BRUICHLADDICH PORT CHARLOTTE SCOTTISH BARLEY

Tipo – Single Malt sem idade definida (NAS)

ABV – 50%

Região: Islay

País: Escócia

Notas de prova

Aroma: principalmente maresia, com bastante impressão de sal. Levemente frutado, mas predominantemente esfumaçado.

Sabor: Salgado, algas marinhas, fumaça. Medicinal. Cítrico e levemente doce apenas, com final longo, com especiarias, bastante picante e defumado.

Com água: A água reduz a impressão de pimenta e das especiarias, e torna o whisky mais adocicado.
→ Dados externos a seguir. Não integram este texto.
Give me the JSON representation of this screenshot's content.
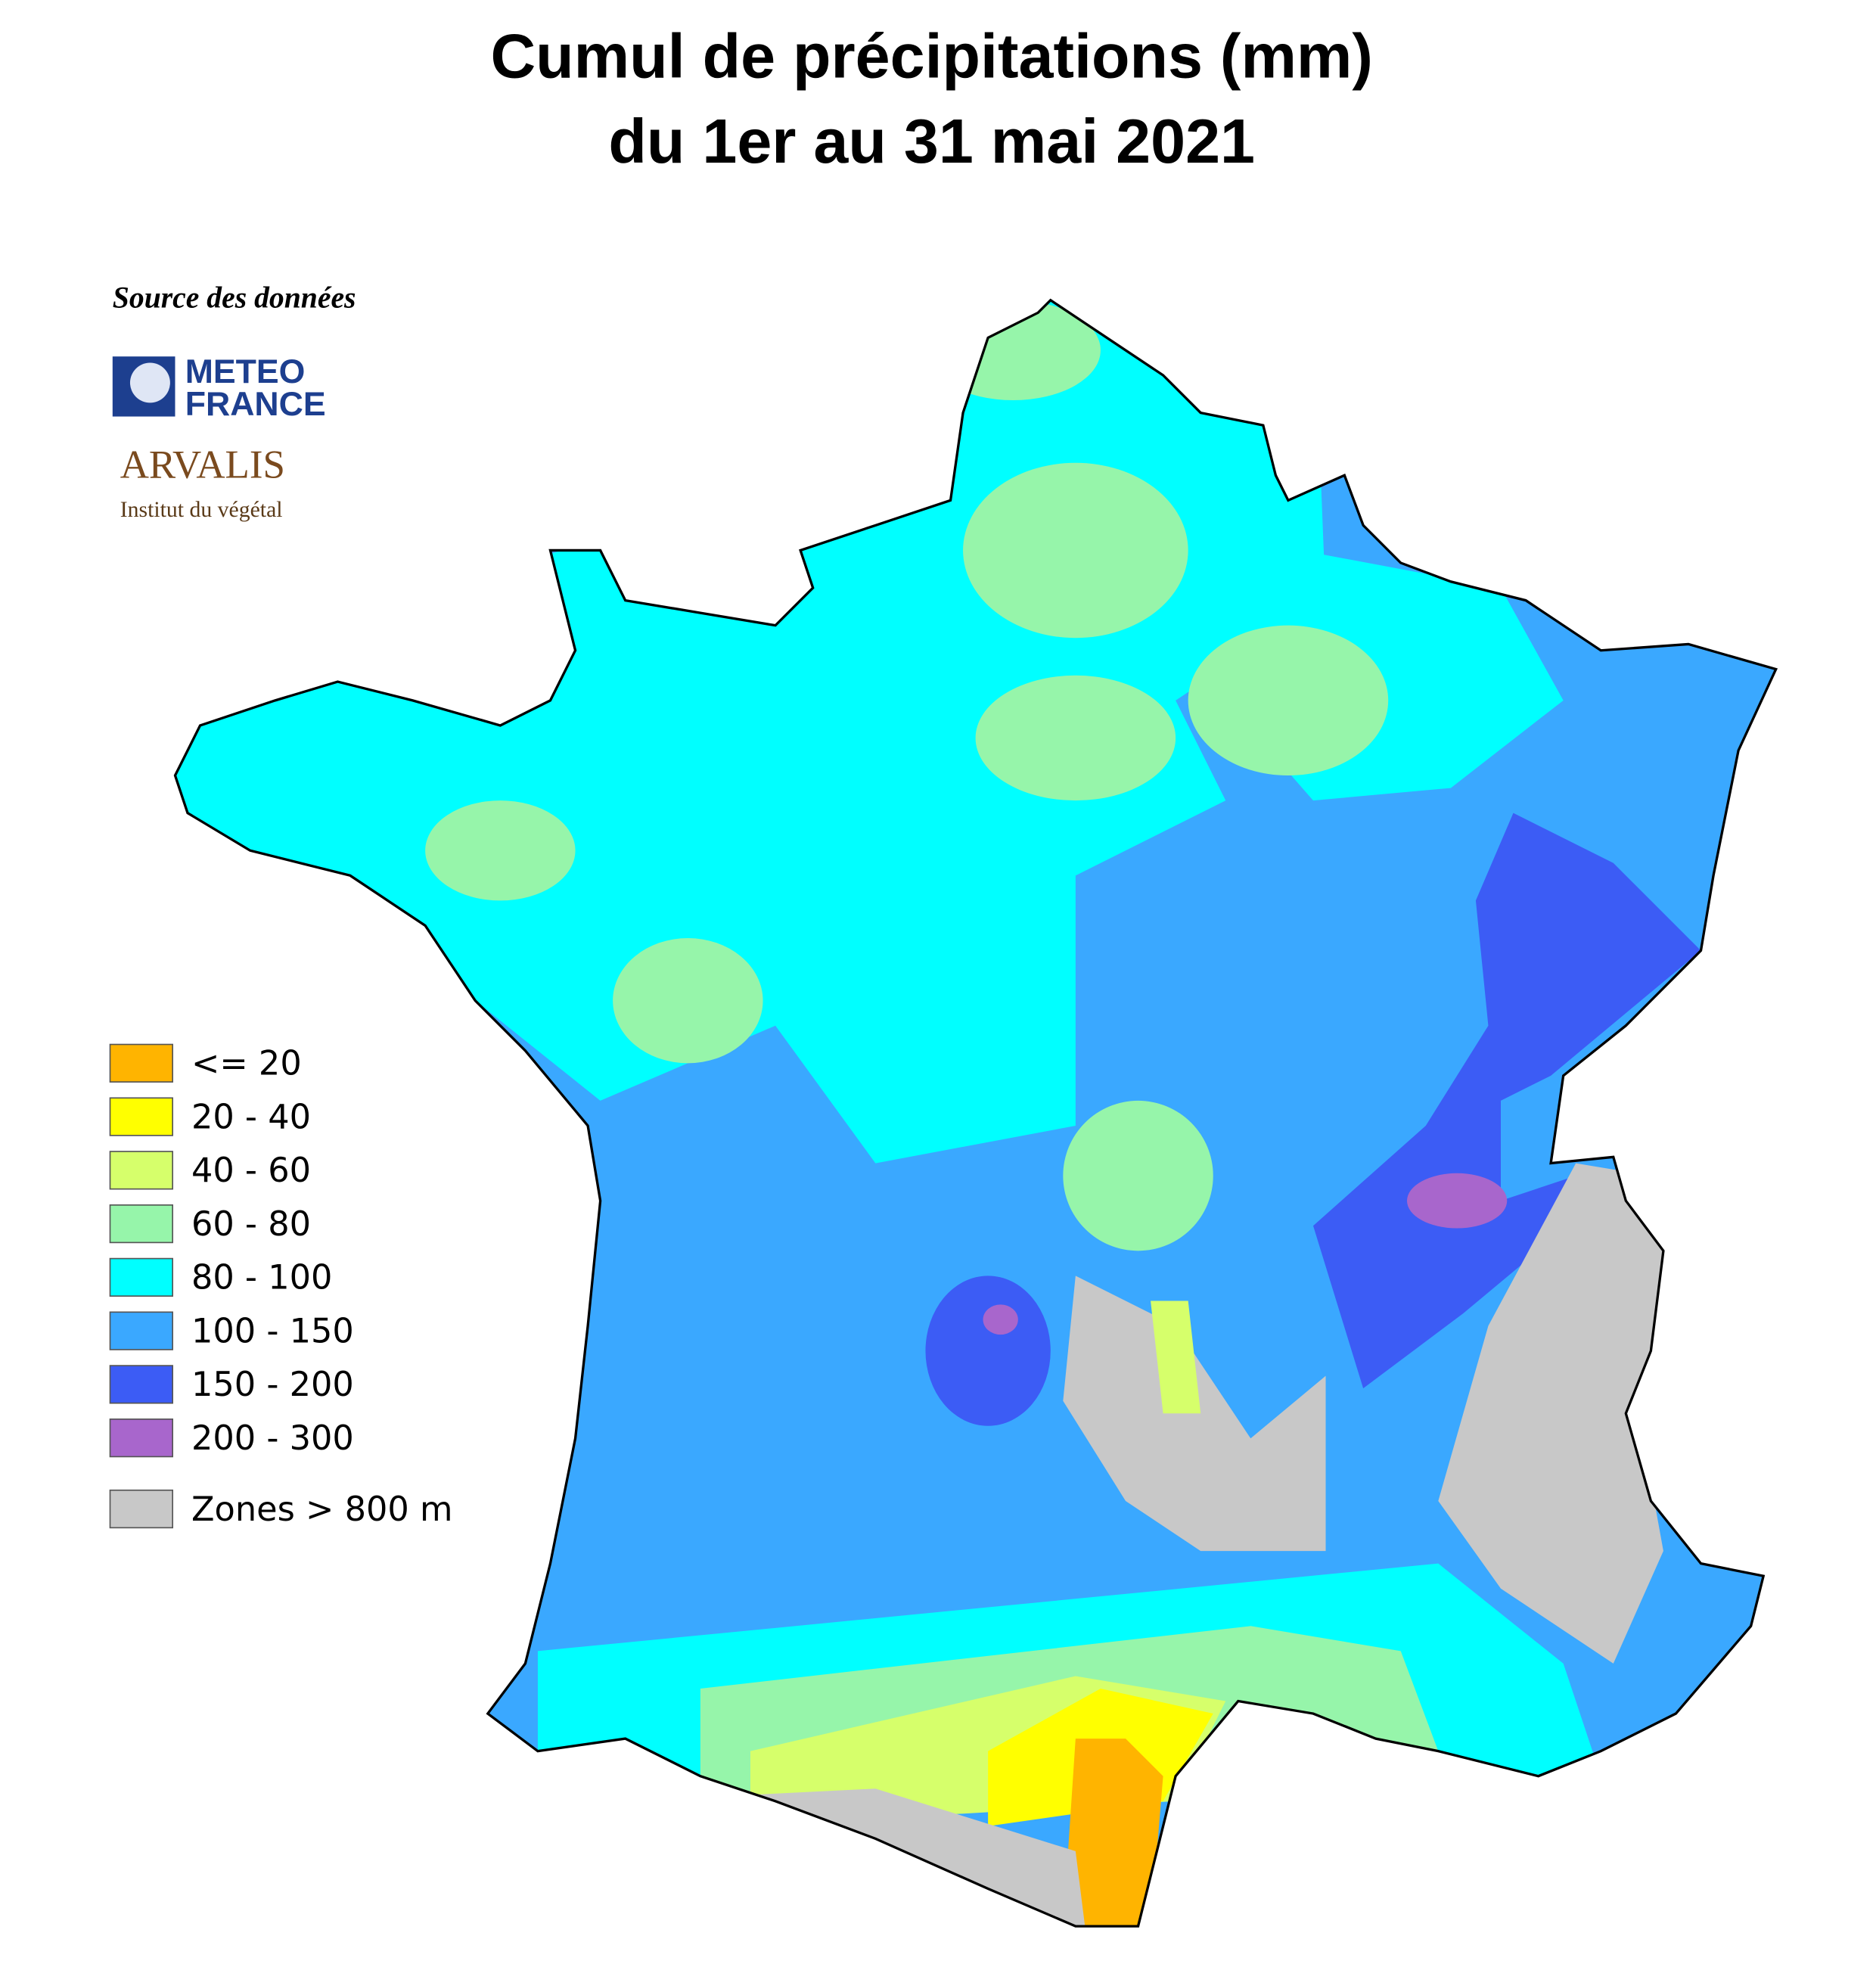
{
  "title": [
    "Cumul de précipitations (mm)",
    "du 1er au 31 mai 2021"
  ],
  "source": {
    "label": "Source des données",
    "logos": [
      "METEO",
      "FRANCE",
      "ARVALIS",
      "Institut du végétal"
    ]
  },
  "legend": [
    {
      "label": "<= 20",
      "color": "#ffb400"
    },
    {
      "label": "20 - 40",
      "color": "#ffff00"
    },
    {
      "label": "40 - 60",
      "color": "#d6ff6b"
    },
    {
      "label": "60 - 80",
      "color": "#96f5aa"
    },
    {
      "label": "80 - 100",
      "color": "#00ffff"
    },
    {
      "label": "100 - 150",
      "color": "#3aa8ff"
    },
    {
      "label": "150 - 200",
      "color": "#3c5cf5"
    },
    {
      "label": "200 - 300",
      "color": "#a866cc"
    },
    {
      "label": "Zones > 800 m",
      "color": "#c8c8c8"
    }
  ]
}
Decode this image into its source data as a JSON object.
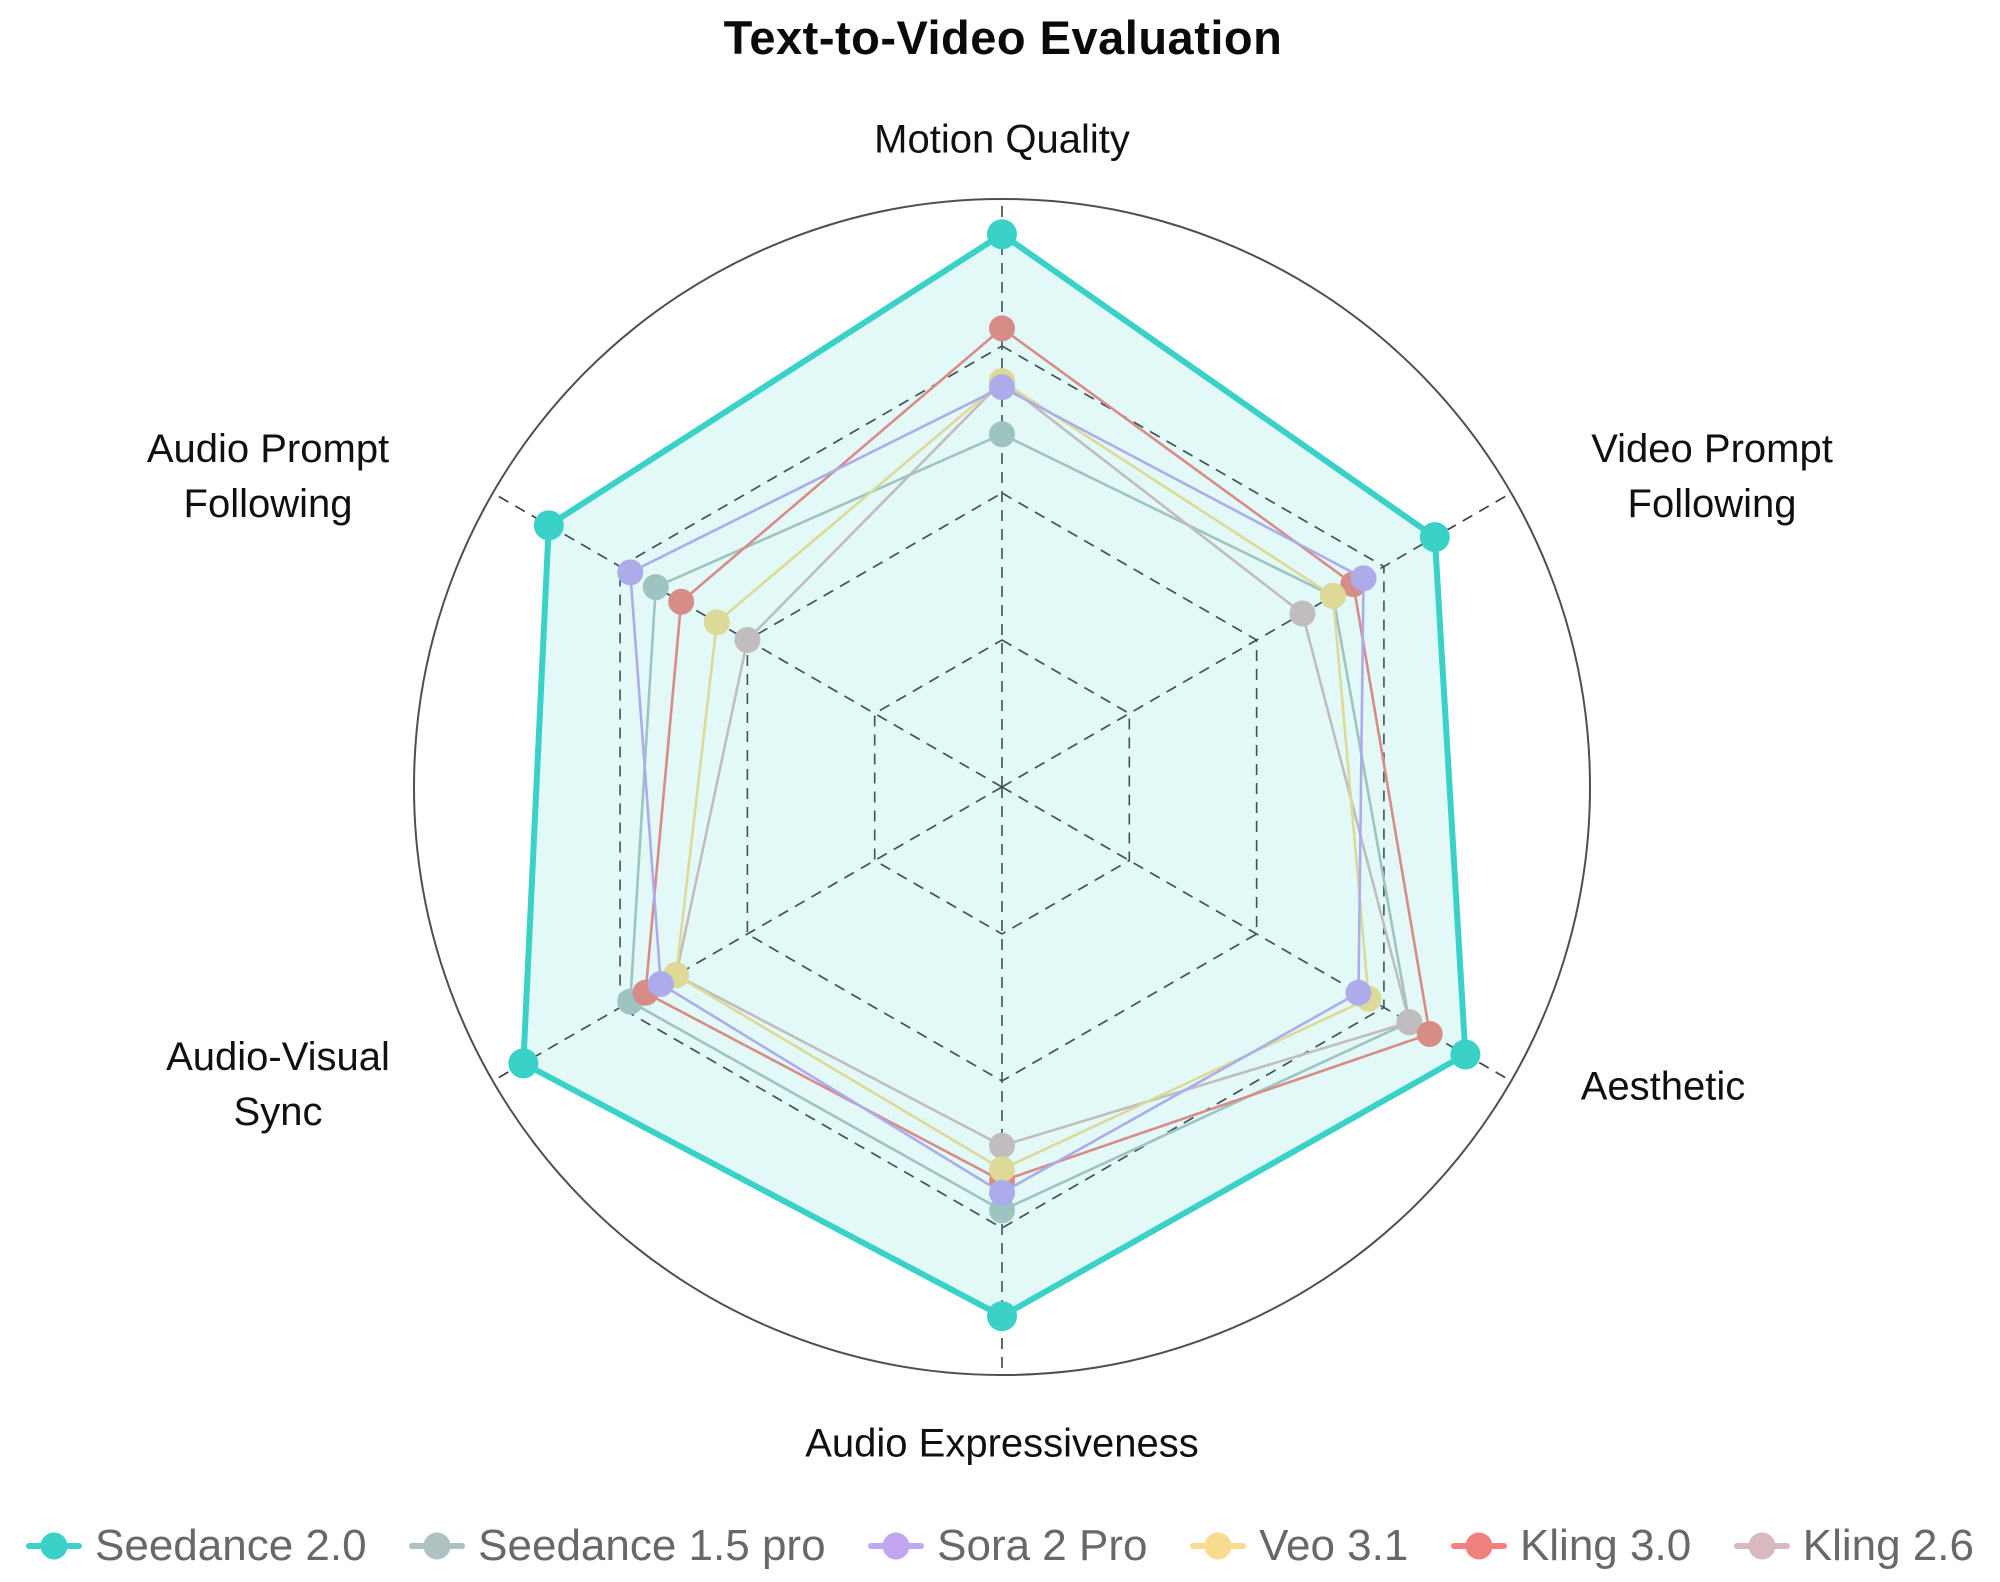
{
  "title": "Text-to-Video Evaluation",
  "chart_data": {
    "type": "radar",
    "title": "Text-to-Video Evaluation",
    "axes": [
      "Motion Quality",
      "Video Prompt Following",
      "Aesthetic",
      "Audio Expressiveness",
      "Audio-Visual Sync",
      "Audio Prompt Following"
    ],
    "axis_angles_deg": [
      90,
      30,
      -30,
      -90,
      -150,
      150
    ],
    "scale": {
      "min": 0,
      "max": 1,
      "grid_rings": [
        0.25,
        0.5,
        0.75
      ],
      "outer_boundary": "circle"
    },
    "legend_position": "bottom",
    "series": [
      {
        "name": "Seedance 2.0",
        "color": "#3ad1c9",
        "filled": true,
        "values": [
          0.94,
          0.85,
          0.91,
          0.9,
          0.94,
          0.89
        ]
      },
      {
        "name": "Seedance 1.5 pro",
        "color": "#afc2c1",
        "filled": false,
        "values": [
          0.6,
          0.65,
          0.8,
          0.72,
          0.73,
          0.68
        ]
      },
      {
        "name": "Sora 2 Pro",
        "color": "#c1a6f1",
        "filled": false,
        "values": [
          0.68,
          0.71,
          0.7,
          0.69,
          0.67,
          0.73
        ]
      },
      {
        "name": "Veo 3.1",
        "color": "#f7db8e",
        "filled": false,
        "values": [
          0.69,
          0.65,
          0.72,
          0.65,
          0.64,
          0.56
        ]
      },
      {
        "name": "Kling 3.0",
        "color": "#f2817d",
        "filled": false,
        "values": [
          0.78,
          0.69,
          0.84,
          0.67,
          0.7,
          0.63
        ]
      },
      {
        "name": "Kling 2.6",
        "color": "#d8b9bd",
        "filled": false,
        "values": [
          0.69,
          0.59,
          0.8,
          0.61,
          0.64,
          0.5
        ]
      }
    ]
  }
}
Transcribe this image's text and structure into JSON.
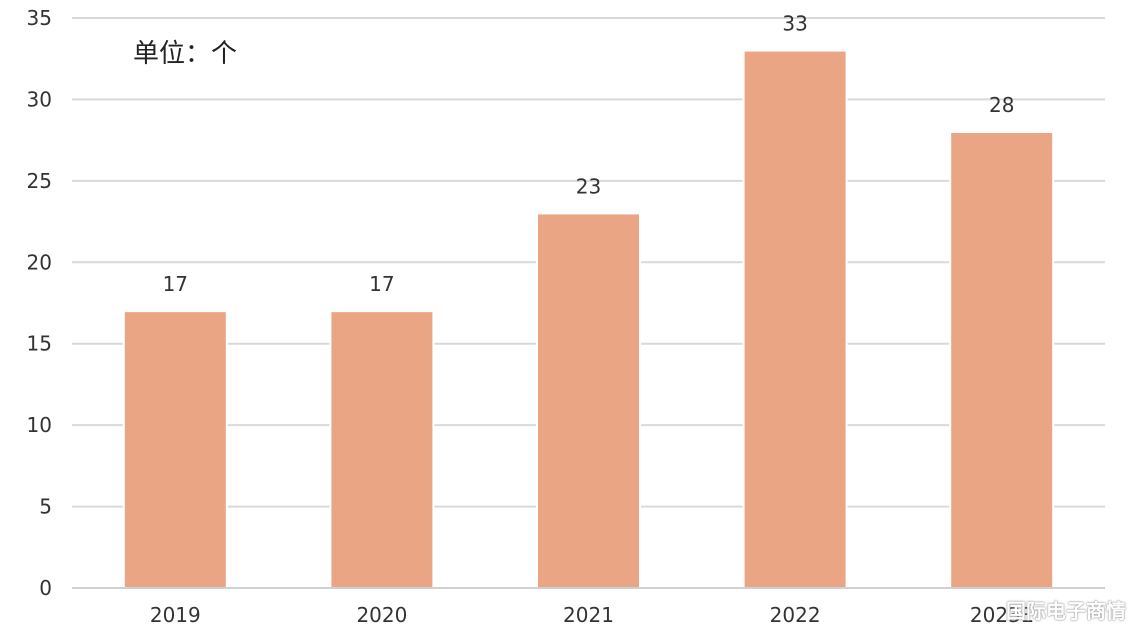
{
  "chart_data": {
    "type": "bar",
    "categories": [
      "2019",
      "2020",
      "2021",
      "2022",
      "2023E"
    ],
    "values": [
      17,
      17,
      23,
      33,
      28
    ],
    "ylim": [
      0,
      35
    ],
    "yticks": [
      0,
      5,
      10,
      15,
      20,
      25,
      30,
      35
    ],
    "unit_note": "单位：个",
    "bar_color": "#eaa584",
    "grid": true,
    "grid_color": "#d9d9d9"
  },
  "watermark": "国际电子商情"
}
11 thoughts on “Da Padronização – Port Charlotte Scottish Barley

  1. “Uma fórmula para reduzir custos e aumentar a eficiência.” E é exatamente deste padrão que eu corro.
    Eu entendo que tudo gira em torno do “money talks”, mas eu busco novos experiências e não simplesmente o que é justo e agrada o geral.
    Embora ainda não tenha provado nenhuma expressão da Bruichladdich, sou admirador dela por seu espírito inovador e constante preocupação com cada detalhe do produto, como é o caso da própria cevada cultivada na Escócia.
    Sem corante caramelo, sem filtragem a frio, 50% de álcool e ainda assim quase imperceptível… vc sabe que meu possível próximo passo na minha caminhada etílica é um single malt defumado. Este me interessou muito, quando o vi na Single Malt Brasil. Inclusive ia comentar sobre ele com vc.
    Bom, já que o filme não é lá essas coisas, que a companhia seja surpreendente haha.

    Grande Abraço!

  2. Sensacional! Whiskys que remetem ao sabor salgado e de maresia são pra mim, como por exemplo Talisker e Old Pulteney. E agora o Port Charlotte! Muito bom!

  3. está na minha lista de compras futuras em breve, o laddie classic é muito legal, é meu whisky mais aromático.Sabor é um tanto jovem e desequilibrado mas é muito diferente. Junto com a Craiggellachie e o Old Pulteney são os mais distintos que conheço.

  4. Whiskey muito bom, sabor salgado e cor de palha, não muito defumado, como o
    Ardberg ou Kilchoman, mas com bom paladar é fácil de beber.

    1. Diferente. O Ardbeg é mais defumado e intenso. Mas este Port Charlotte é incrivelmente complexo e bem enfumaçado também.